May 2, 2022

convincing

In freshman year of college, I took a poetry workshop for non-English-majors. It was a low stakes course led by an m.f.a. candidate from the creative writing program, and only offered at all, I think, because grad students like him were available to have the work squeezed out of them. We read our student–instructor’s favorite poets and talked unsophisticatedly about theory and craft. We wrote poems of our own and tried to contribute to a Respectful Space of Critique.

One question recurred constantly in our discussions: is this convincing? Taking a poem as a whole or singling out one gesture or metaphor, we asked each other whether were convinced by it. It became a closing ritual: at the end of the period we would pass judgement, convinced or not, and honorably or dishonorably dismiss the poem.

About halfway through the semester, I realized I had no idea what to be convinced even meant.

I never brought this up in workshop, which I (stupidly) thought was a place not for worries but for opinions confidently stated as truths. And if I didn’t know exactly what made a poem convincing, I did know that, whatever it was, my poems had it.

But I was concerned: underneath all the posturing to not appear the worst non–major poet in the room, what were we all talking about?

I’ve just come across one possible answer from the philosopher Thomas Nagel:

My own philosophical sympathies and anipathies are easily stated. I believe one should trust problems over solutions, intuition over arguments, and pluralistic discord over systematic harmony. Simplicity and elegance are never reasons to think that a philosophical theory is true […]

What ties these views about philosophical practice together is the assumption that to create understanding, philosophy must convince. That means it must produce or destroy belief, rather than merely provide us with a consistent set of things to say. And belief, unlike utterance, should not be under the control of the will, however motivated. It should be involuntary.Preface to mortal questions

Our judgments in workshop were just that: essential, subjective: whether deep in our guts we believed what a poem was saying. It’s interesting that being convinced here is different from being persuaded, if persuasion is the work of rhetoric on reason and will. Of course we discussed form, meter, metaphor, word–choice, whatever — all the technical and rhetorical pieces that made a poem’s argument, gave it style — but that discussion wasn’t sufficient. A rhetorically accomplished poem didn’t necessarily convince us of its truth.

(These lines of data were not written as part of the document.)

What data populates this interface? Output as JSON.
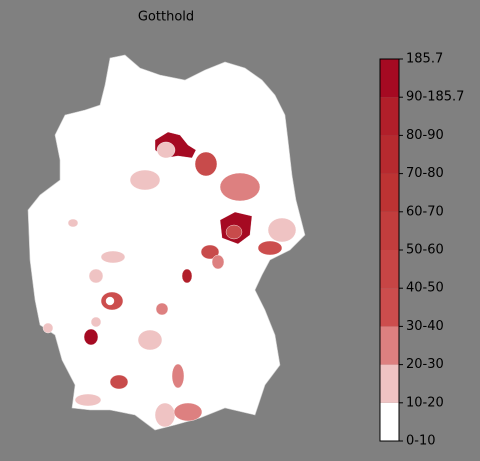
{
  "title": "Gotthold",
  "colorbar": {
    "labels": [
      "0-10",
      "10-20",
      "20-30",
      "30-40",
      "40-50",
      "50-60",
      "60-70",
      "70-80",
      "80-90",
      "90-185.7",
      "185.7"
    ],
    "colors": [
      "#ffffff",
      "#efc3c3",
      "#dd8080",
      "#cc4d4d",
      "#c74545",
      "#c23d3d",
      "#bd3333",
      "#b72a2f",
      "#b11f2a",
      "#a50a22"
    ]
  }
}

Introducing his collected pomes, W.H. Auden makes a similar point re poetry directly. But unconvincing poems were to Auden not just lesser (cf. Nagel’s merely” consistent), but much much worse:

Some poems which I wrote and, unfortunately, published, I have thrown out because they were dishonest, or bad–mannered, or boring.

A dishonest poem is one which expresses, no matter how well, feelings or beliefs which its author never felt or entertained. […] I once wrote, History to the defeated / May say alas but cannot help nor pardon.” To say this is to equate goodness with success. It would have been bad enough if I had ever held this wicked doctrine, but that I should have stated it simply because it sounded to me rhetorically effective is quite inexcusable. Foreword to collected poems (1965)

Pretty rhetoric can beguile in both philosophy and poetry because both are largely rhetorical pursuits. If well–put lines aren’t the end of an argument or poem, they’re not easily done without, either. The sirens are always singing their song of simplicity, elegance, and rhetorical effectiveness.

So good philosophy and good poetry must pass three tests: First and least important, is it rhetorically successful? Second, is it convincing, ie. does it produce or destroy belief? And third but foremost, does it tell the truth?